Paloma Faith’in seslendirdiği bu videoyu (linke buradan ulaşabilirsiniz) mutlaka seyredin. Bakması çok zor iki buçuk dakika bekliyor sizi. Seyrettiğimde bir kafede idim. Hıçkıra hıçkıra ağladım. İçimde patlayan öfke boğazıma düğümlendi. Ekrandaki görüntüleri midem kaldırmadığı için defalarca başımı çevirdim. Zorla geri çevirdim gözlerimi ekrana. Çünkü tilkilere, vizonlara uygulanan vahşeti görmeliydim ki o acıyı en derinde hissedeyim ve aktarabileyim. Lütfen siz de seyredin, her ne kadar görüntüler hançer gibi ruhunuza saplansa da! Lütfen buna rağmen seyredin.
Bu vahşet gözden uzak ülkelerde değil, yaşam şartlarına imrendiğimiz Danimarka, Finlandiya, Norveç, Fransa, İtalya, Hollanda ve İsveç’te. Üstelik Kürk Ticaret Federasyonu tarafından “Origin Assured” belgeli kürk çiftlikleri bunlar. “Origin Assured” belgesi kürkü için öldürülen hayvanlara insani şekilde davranılması şartı ile veriliyor. Lakin bu sözde kalıyor… İşin gerçek yüzü ise PETA’nın deyimi ile: “Cruelty Assured” (Vahşet Garanti)!
PETA Uluslararası Programlar Direktörü Mimi Bekhechi, hayvanların durumunu tasvir ettikçe insanın yüreği parçalanıyor. Ömrünü daracık, pis bir kafeste onlarca hayvanla tıka basa şekilde geçiren, bir süre sonra psikolojisi bozulup deliren, etrafa saldıran, kendini yaralayan hayvanlar mı dersiniz; kürkü daha çok olsun diye normal kilosunun beş katına çıkartılmış, nefes almakta güçlük çeken, ayağa kalkamayan hayvanlar mı? Tıraş edildikten sonra beyni gözükecek şekilde yaralı olan fakat tedavi edilmeden öylece terk edilenler ve patileri soyulmuş, derisiz kalmış, basmakta acı çekenler… Onları o halde kafese geri koyuyorlar ve kafesteki diğer talihsiz hayvanlar bu acıya şahit oluyor, bugün yarın aynı duruma düşeceğini biliyor…

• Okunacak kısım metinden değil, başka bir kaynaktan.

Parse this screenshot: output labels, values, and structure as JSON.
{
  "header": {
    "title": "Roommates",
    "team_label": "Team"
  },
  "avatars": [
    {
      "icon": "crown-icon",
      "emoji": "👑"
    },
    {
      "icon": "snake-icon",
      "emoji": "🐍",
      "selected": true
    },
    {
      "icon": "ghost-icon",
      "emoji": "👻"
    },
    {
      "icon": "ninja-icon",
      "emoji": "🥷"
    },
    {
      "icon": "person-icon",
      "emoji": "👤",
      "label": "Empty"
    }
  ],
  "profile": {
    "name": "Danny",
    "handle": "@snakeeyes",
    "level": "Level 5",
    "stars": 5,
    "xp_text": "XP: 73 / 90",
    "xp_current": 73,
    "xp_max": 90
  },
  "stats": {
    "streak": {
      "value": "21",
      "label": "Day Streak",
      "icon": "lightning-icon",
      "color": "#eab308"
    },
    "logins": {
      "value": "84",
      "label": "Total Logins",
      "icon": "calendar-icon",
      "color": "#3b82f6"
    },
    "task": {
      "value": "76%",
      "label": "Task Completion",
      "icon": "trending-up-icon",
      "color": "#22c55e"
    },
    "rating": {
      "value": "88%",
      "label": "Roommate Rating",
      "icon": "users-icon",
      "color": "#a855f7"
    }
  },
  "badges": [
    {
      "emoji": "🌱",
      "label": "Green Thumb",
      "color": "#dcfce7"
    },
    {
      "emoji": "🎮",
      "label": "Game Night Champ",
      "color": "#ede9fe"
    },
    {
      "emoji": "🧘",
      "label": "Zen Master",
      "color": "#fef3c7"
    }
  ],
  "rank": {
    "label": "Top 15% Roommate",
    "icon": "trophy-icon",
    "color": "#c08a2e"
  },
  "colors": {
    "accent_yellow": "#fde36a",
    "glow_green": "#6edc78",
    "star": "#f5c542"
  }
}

Durun! Eziyet daha bitmedi; hayvanın kürkünü aldılar, işlem tamam. Tedavi mi etmelerini bekliyorsunuz? Pek tabii ki hayır; onları öldürüyorlar! Lakin nasıl felaket bir şekilde katledildiklerini söylemeye dilim varmıyor, yoksa fena olup bu yazıyı okumaya devam etmezsiniz diye korkuyorum. Oysa söyleyecek başka gerçekler de var.
Kürkü için acı çektirilen ve vahşice öldürülen hayvan sayısı yılda 75 milyon!
Kimin umurunda? Kürk sektörü 40 milyar dolarlık bir sektör! Sizce kürkten kazanç sağlayanlar kolay kolay bundan vazgeçerler mi? Peki, herkes kürk almayı/giymeyi bıraksa, bu sektörün sonu gelmez mi? O zaman güç bizde; tüketici olarak talep etmememizde!
Bireye gelince; kürk olmadan da pekâlâ yaşarız. Meraklısı için peluş/suni kürkler ne güne duruyor? Üreticilere gelince; onların üstüne düşen ise bu katliamın parçası olmamak, ürünlerinde kullanmamak, bize de almamız için sunmamak.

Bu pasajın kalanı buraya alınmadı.